- Presented by: Kieran Andrews
- Theme music composer: Rage Music
- Country of origin: United Kingdom
- Original language: English

Production
- Executive producer: Catherine Houlihan
- Production locations: The Scottish Parliament, Edinburgh
- Running time: 23 minutes

Original release
- Network: ITV1 (ITV Border Scotland)
- Release: 2014 – present

Related
- Border Life; Lookaround;

= Representing Border =

Representing Border is a regional television current affairs programme, produced by ITV Tyne Tees & Border, covering political issues from Holyrood, Westminster and local government, affecting Dumfries and Galloway and the Scottish Borders.

The programme was launched on Monday 6 January 2014, as part of an enhanced sub-regional service for southern Scotland, introduced to address concerns over coverage of the Border region since the company's operations were merged with those of ITV Tyne Tees in 2009.

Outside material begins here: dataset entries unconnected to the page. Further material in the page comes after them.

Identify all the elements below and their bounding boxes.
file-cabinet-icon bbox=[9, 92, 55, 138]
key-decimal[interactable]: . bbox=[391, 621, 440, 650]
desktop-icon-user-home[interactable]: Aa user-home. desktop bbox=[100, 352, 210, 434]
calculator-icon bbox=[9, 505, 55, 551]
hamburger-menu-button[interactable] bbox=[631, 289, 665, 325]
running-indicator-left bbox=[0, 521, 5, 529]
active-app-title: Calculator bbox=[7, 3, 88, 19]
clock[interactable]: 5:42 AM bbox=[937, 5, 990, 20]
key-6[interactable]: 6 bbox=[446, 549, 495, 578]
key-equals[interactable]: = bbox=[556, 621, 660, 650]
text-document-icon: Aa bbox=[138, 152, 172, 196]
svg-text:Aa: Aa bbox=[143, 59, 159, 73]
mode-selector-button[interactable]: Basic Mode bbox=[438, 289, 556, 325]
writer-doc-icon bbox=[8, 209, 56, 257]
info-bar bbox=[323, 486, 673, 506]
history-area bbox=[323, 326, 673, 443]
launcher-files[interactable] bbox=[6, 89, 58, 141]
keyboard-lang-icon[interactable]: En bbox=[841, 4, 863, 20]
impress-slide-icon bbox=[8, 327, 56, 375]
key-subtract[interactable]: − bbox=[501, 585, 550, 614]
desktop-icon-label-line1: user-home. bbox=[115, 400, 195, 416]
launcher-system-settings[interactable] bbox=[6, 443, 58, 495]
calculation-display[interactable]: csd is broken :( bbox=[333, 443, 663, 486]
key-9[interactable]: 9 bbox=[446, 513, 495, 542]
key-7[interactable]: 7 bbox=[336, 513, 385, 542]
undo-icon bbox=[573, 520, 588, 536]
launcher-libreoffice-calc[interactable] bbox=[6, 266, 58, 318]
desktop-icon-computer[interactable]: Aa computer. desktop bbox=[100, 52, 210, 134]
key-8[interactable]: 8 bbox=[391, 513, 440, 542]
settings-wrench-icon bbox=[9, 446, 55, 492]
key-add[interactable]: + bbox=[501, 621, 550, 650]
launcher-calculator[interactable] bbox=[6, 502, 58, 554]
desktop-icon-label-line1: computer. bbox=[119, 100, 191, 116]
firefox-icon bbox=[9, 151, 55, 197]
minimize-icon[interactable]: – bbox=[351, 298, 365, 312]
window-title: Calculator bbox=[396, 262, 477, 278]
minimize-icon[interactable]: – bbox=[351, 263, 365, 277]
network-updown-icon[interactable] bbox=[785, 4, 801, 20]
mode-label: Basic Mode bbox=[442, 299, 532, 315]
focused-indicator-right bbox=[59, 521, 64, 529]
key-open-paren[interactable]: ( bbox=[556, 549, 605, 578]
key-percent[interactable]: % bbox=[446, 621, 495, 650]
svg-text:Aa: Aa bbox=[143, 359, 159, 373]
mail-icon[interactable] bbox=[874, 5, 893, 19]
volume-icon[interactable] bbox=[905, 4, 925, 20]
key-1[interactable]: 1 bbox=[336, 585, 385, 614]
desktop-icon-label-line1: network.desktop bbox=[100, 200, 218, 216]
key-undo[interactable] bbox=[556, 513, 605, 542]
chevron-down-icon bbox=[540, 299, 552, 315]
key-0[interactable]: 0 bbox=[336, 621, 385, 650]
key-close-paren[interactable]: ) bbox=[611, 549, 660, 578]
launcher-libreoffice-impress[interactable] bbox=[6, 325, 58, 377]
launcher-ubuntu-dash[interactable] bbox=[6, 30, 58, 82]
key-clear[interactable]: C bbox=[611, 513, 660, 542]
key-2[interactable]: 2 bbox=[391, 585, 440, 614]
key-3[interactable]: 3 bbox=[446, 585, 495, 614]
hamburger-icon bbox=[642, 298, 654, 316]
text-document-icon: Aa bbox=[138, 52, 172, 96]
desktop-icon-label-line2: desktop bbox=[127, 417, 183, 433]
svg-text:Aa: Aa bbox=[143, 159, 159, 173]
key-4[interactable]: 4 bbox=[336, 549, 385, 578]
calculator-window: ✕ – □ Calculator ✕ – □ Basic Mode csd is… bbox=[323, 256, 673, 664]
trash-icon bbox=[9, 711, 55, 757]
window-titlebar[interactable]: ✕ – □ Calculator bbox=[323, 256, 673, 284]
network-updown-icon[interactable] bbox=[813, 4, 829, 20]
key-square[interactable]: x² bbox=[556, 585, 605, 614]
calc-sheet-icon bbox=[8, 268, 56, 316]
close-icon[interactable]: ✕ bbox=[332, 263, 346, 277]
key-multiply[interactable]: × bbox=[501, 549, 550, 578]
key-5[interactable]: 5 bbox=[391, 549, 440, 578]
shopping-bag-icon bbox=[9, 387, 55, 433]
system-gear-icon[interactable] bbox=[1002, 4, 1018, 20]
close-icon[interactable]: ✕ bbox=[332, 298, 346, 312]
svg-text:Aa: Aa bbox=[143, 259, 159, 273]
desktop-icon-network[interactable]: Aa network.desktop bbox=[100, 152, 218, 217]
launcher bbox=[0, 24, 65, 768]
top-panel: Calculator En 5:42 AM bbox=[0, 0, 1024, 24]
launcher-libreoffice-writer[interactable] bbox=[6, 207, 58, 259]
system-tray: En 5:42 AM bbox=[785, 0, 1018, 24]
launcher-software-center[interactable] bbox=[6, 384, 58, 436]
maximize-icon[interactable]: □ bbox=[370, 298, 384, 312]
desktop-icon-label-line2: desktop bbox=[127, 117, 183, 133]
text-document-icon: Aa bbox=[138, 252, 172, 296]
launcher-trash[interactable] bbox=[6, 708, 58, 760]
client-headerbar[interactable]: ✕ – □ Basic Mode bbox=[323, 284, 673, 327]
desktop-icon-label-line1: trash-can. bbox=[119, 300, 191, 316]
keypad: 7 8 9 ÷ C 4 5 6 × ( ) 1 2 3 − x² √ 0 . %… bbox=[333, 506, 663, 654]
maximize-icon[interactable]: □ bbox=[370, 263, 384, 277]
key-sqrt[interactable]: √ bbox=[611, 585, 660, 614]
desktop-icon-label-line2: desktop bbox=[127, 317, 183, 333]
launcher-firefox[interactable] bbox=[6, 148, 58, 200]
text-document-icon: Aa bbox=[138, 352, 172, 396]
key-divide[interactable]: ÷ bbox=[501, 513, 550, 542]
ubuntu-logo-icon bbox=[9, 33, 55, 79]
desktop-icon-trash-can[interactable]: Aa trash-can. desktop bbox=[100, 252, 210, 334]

Representing Border is produced from ITV Tyne Tees & Border's Scottish Parliament bureau in Edinburgh and airs on Tuesday, Wednesday and Thursday nights, following the late-night Border news bulletin. The programme is not broadcast in Cumbria, where networked programming continues to air. The program uses the same theme tune as STV's Scotland Tonight which airs in the same timeslot in the rest of Scotland.